Нарком согласие на командировку дал, необходимый приказ подписал. В общей сложности Короткову предстояло восстановить связь примерно с десятью агентами. Разумеется, на деле выполнение столь ответственного задания потребовало больше времени, чем первоначально намеченный один месяц.

На время командировки ему был присвоен новый псевдоним — «Степанов».

В доверительном разговоре Журавлев дал понять Короткову, чтобы он постарался щадить обостренное самолюбие младшего Кобулова, но, по возможности, принимал решения, как ему действовать, в зависимости от оперативной обстановки самостоятельно.

— Только не раздражайте «Захара» явным непослушанием, постарайтесь внушить ему, что инициатива исходит от него самого…

Коротков в ответ иронически улыбнулся, ну, разумеется, только так и никак иначе…

Одним из агентов, с которым следовало восстановить связь, был «Балтиец». За этим псевдонимом скрывался доктор Арвид Харнак. Перед отъездом в Германию Александр внимательно ознакомился со всеми материалами, относящимися к «Балтийцу», после чего ему стало ясно, почему связь с ним была прекращена. Всему виной, как он и предчувствовал, стало то обстоятельство, что работали с ним исключительно изобличенные ныне «враги народа».

Первым с Арвидом Харнаком еще в начале тридцатых годов, до прихода Гитлера к власти, познакомился советский консул в Кенигсберге, а затем сотрудник полпредства в Берлине Александр Гиршфельд, связанный с военной разведкой Красной Армии.
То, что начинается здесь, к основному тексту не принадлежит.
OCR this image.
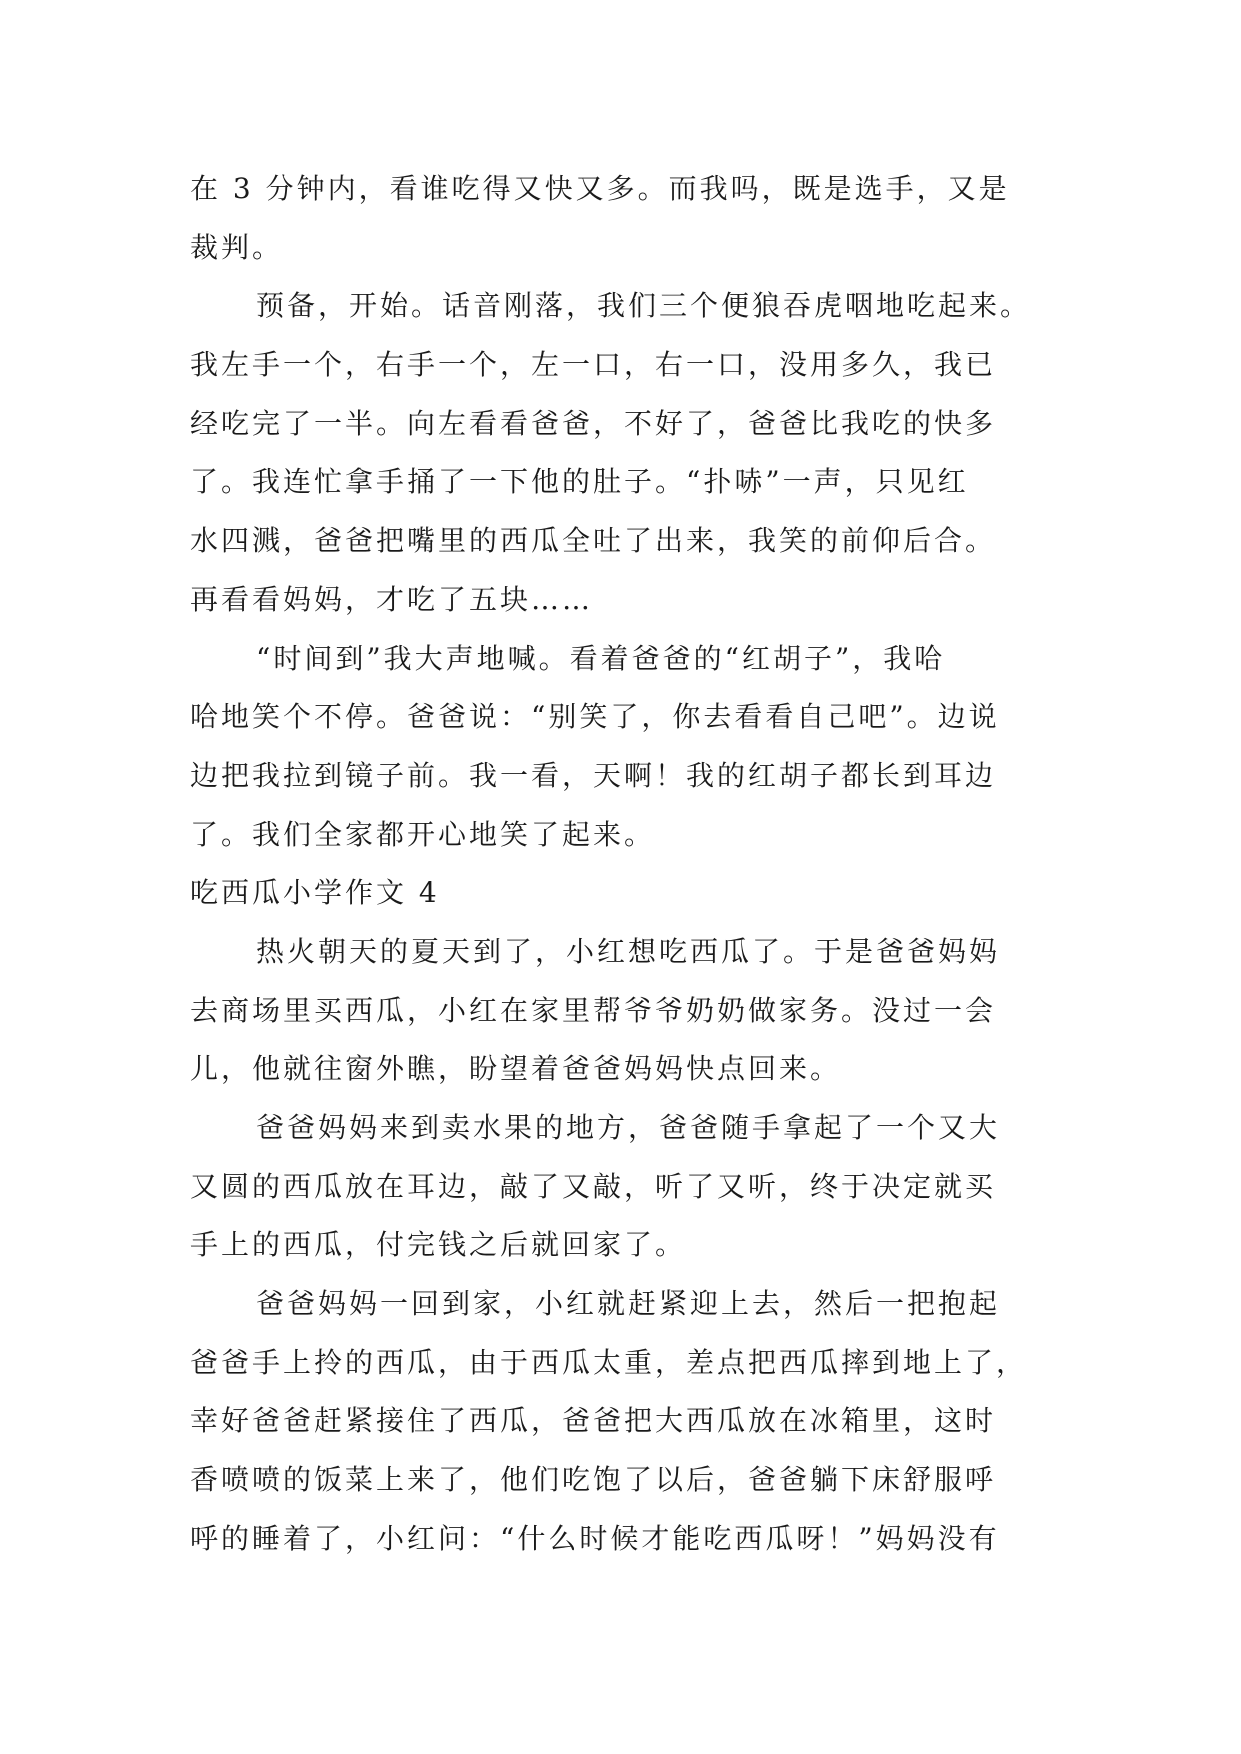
在 3 分钟内，看谁吃得又快又多。而我吗，既是选手，又是
裁判。
预备，开始。话音刚落，我们三个便狼吞虎咽地吃起来。
我左手一个，右手一个，左一口，右一口，没用多久，我已
经吃完了一半。向左看看爸爸，不好了，爸爸比我吃的快多
了。我连忙拿手捅了一下他的肚子。“扑哧”一声，只见红
水四溅，爸爸把嘴里的西瓜全吐了出来，我笑的前仰后合。
再看看妈妈，才吃了五块……
“时间到”我大声地喊。看着爸爸的“红胡子”，我哈
哈地笑个不停。爸爸说：“别笑了，你去看看自己吧”。边说
边把我拉到镜子前。我一看，天啊！我的红胡子都长到耳边
了。我们全家都开心地笑了起来。
吃西瓜小学作文 4
热火朝天的夏天到了，小红想吃西瓜了。于是爸爸妈妈
去商场里买西瓜，小红在家里帮爷爷奶奶做家务。没过一会
儿，他就往窗外瞧，盼望着爸爸妈妈快点回来。
爸爸妈妈来到卖水果的地方，爸爸随手拿起了一个又大
又圆的西瓜放在耳边，敲了又敲，听了又听，终于决定就买
手上的西瓜，付完钱之后就回家了。
爸爸妈妈一回到家，小红就赶紧迎上去，然后一把抱起
爸爸手上拎的西瓜，由于西瓜太重，差点把西瓜摔到地上了，
幸好爸爸赶紧接住了西瓜，爸爸把大西瓜放在冰箱里，这时
香喷喷的饭菜上来了，他们吃饱了以后，爸爸躺下床舒服呼
呼的睡着了，小红问：“什么时候才能吃西瓜呀！”妈妈没有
Он сообщил о Харнаке как о перспективном источнике первому секретарю полпредства Сергею Бессонову[51].

Доктор Арвид Харнак действительно во всех отношениях был личностью выдающейся. Он родился в 1901 году в Тюрингии. Отец его был профессором Высшей технической школы, дядя — известным богословом. К тридцати годам Арвид успел стать обладателем дипломов трех университетов и двух докторских степеней: по юриспруденции и философии. Как проявивший исключительные способности, он получил стипендию Фонда Рокфеллера, что позволило продолжить учебу в аспирантуре в Англии и США. В университете штата Висконсин он познакомился с Милдред Фиш — из старинной американской семьи немецкого происхождения, и вскоре женился на ней. Милдред и сама была способным молодым ученым — доктором филологии и профессионально занималась переводом на английский язык классиков немецкой литературы.

вернуться

50

В Германию Коротков выехал со своим старым служебным загранпаспортом на имя Владимира Петровича Коротких в качестве стендиста по обслуживанию советских выставок в Кенигсберге и Лейпиге.

вернуться

51

Это тот самый Бессонов, которого в 1938 году вывели в качестве одного из обвиняемых на третий московский процесс Бухарина, Рыкова, Ягоды и других. На его обработку, прежде, чем сломать, следователи-костоломы потратили почти год. Бессонов был осужден на 15 лет заключения. В сентябре 1941 года его в числе еще 160 заключенных уже без суда расстреляли в Орловском централе.